Acute B cell lymphoblastic leukemia is a cancer that is typically found in children, but can also be seen in adults as an aggressive, difficult to treat cancer. Even if the cancer is successfully treated and the adult patient enters remission, acute B cell lymphoblastic leukemia has a high rate of relapse. When this occurs, the relapsed cancer is normally resistant to the chemotherapeutic drugs used previously, making the cancer more difficult to treat, and the prognosis is very bad. Recently, researchers treated 5 patients with relapsed, chemotherapy-resistant acute B cell lymphoblastic leukemia with gene therapy. In this therapy, genes were inserted into the patients’ T cells, a type of white blood cell that fights infection and cancer. The inserted genes helped the T cells more efficiently target and kill the cancerous cells. The T cells were engineered to target and attack a protein called CD19, which is found on the surface of the cancerous B cells. In addition, the T cells also received costimulatory molecules to allow them to be more easily activated in the host. The T cells were then injected back into the patients.
The gene therapy was mostly well tolerated in the patients.

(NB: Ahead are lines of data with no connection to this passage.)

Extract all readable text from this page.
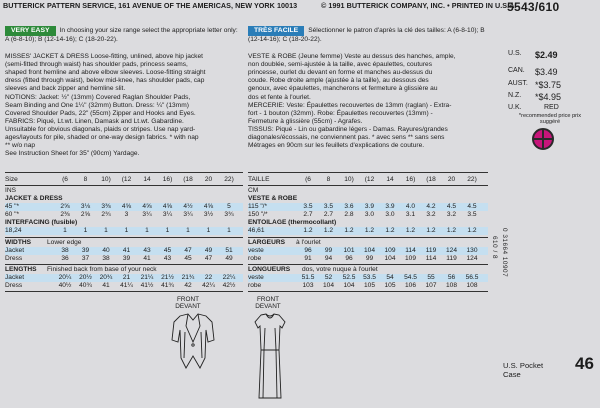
BUTTERICK PATTERN SERVICE, 161 AVENUE OF THE AMERICAS, NEW YORK 10013	© 1991 BUTTERICK COMPANY, INC. • PRINTED IN U.S.A.
5543/610

VERY EASY In choosing your size range select the appropriate letter only: A (6-8-10); B (12-14-16); C (18-20-22).

MISSES' JACKET & DRESS Loose-fitting, unlined, above hip jacket

(semi-fitted through waist) has shoulder pads, princess seams,

shaped front hemline and above elbow sleeves. Loose-fitting straight

dress (fitted through waist), below mid-knee, has shoulder pads, cap

sleeves and back zipper and hemline slit.

NOTIONS: Jacket: ½" (13mm) Covered Raglan Shoulder Pads,

Seam Binding and One 1¼" (32mm) Button. Dress: ¼" (13mm)

Covered Shoulder Pads, 22" (55cm) Zipper and Hooks and Eyes.

FABRICS: Piqué, Lt.wt. Linen, Damask and Lt.wt. Gabardine.

Unsuitable for obvious diagonals, plaids or stripes. Use nap yard-

ages/layouts for pile, shaded or one-way design fabrics. * with nap

** w/o nap

See Instruction Sheet for 35" (90cm) Yardage.

TRÈS FACILE Sélectionner le patron d'après la clé des tailles: A (6-8-10); B (12-14-16); C (18-20-22).

VESTE & ROBE (Jeune femme) Veste au dessus des hanches, ample,

non doublée, semi-ajustée à la taille, avec épaulettes, coutures

princesse, ourlet du devant en forme et manches au-dessus du

coude. Robe droite ample (ajustée à la taille), au dessous des

genoux, avec épaulettes, mancherons et fermeture à glissière au

dos et fente à l'ourlet.

MERCERIE: Veste: Épaulettes recouvertes de 13mm (raglan) - Extra-

fort - 1 bouton (32mm). Robe: Épaulettes recouvertes (13mm) -

Fermeture à glissière (55cm) - Agrafes.

TISSUS: Piqué - Lin ou gabardine légers - Damas. Rayures/grandes

diagonales/écossais, ne conviennent pas. * avec sens ** sans sens

Métrages en 90cm sur les feuillets d'explications de couture.

U.S. $2.49
CAN. $3.49
AUST. *$3.75
N.Z. *$4.95
U.K.	RED
*recommended price prix suggéré
Size	(6	8	10)	(12	14	16)	(18	20	22)
INS
JACKET & DRESS
45 "*	2⅝	3⅛	3⅜	4⅝	4⅝	4⅝	4½	4⅝	5
60 "*	2⅜	2⅝	2¾	3	3¼	3¼	3¼	3½	3¾
INTERFACING (fusible)
18,24	1	1	1	1	1	1	1	1	1
WIDTHS Lower edge
Jacket	38	39	40	41	43	45	47	49	51
Dress	36	37	38	39	41	43	45	47	49
LENGTHS Finished back from base of your neck
Jacket	20¼	20½	20¾	21	21¼	21½	21¾	22	22¼
Dress	40½	40¾	41	41¼	41½	41¾	42	42¼	42½
TAILLE	(6	8	10)	(12	14	16)	(18	20	22)
CM
VESTE & ROBE
115 "/*	3.5	3.5	3.6	3.9	3.9	4.0	4.2	4.5	4.5
150 "/*	2.7	2.7	2.8	3.0	3.0	3.1	3.2	3.2	3.5
ENTOILAGE (thermocollant)
46,61	1.2	1.2	1.2	1.2	1.2	1.2	1.2	1.2	1.2
LARGEURS à l'ourlet
veste	96	99	101	104	109	114	119	124	130
robe	91	94	96	99	104	109	114	119	124
LONGUEURS dos, votre nuque à l'ourlet
veste	51.5	52	52.5	53.5	54	54.5	55	56	56.5
robe	103	104	104	105	105	106	107	108	108
0 31664 10907
610 / 8
FRONT
DEVANT
FRONT
DEVANT
U.S. Pocket
Case
46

High levels of cytokines, proteins produced by T cells to fight infections that can be dangerous to the host in very high quantities, were found in the patients. However, this effect was short lived and easily treated with steroids, and did not stop the therapy. Researchers noted rapid decreases in tumor volume, and by the end of the treatment, the patients had no detectable cancer. After receiving the gene therapy and removing most of the cancer cells, the patients were eligible for bone marrow transplants to help completely cure the cancer. All of the patients had remission of the cancer after receiving the gene therapy. Four of the 5 patients received follow up bone marrow transplants, and three have been free of cancer for up to 24 months.
The fifth patient had a relapse of acute B cell lymphoblastic leukemia, which the researchers attributed to a lack of CD19-specific T cells. This result suggested multiple treatments with the engineered T cells could be more beneficial than single treatments. This is not an uncommon occurrence with gene therapy. Techniques to insert genes permanently into cells have not been well developed yet. In addition, cells that receive the gene may not propagate well in the host, which would require multiple treatments to maintain therapeutic efficacy. Unfortunately, repeated rounds of gene therapy are not always effective. Because the new gene is introduced using a virus, an immune response may be developed against the virus. This means that when the virus is introduced into the host again, it may be rapidly attacked and destroyed by the immune system.
While the concept of gene therapy offers hope for many, and clinical studies have given promising results, it is clear that science still has a long way to go until safe, effective gene therapy is readily available. However, data obtained from the trial described above prove that we are heading in the right direction.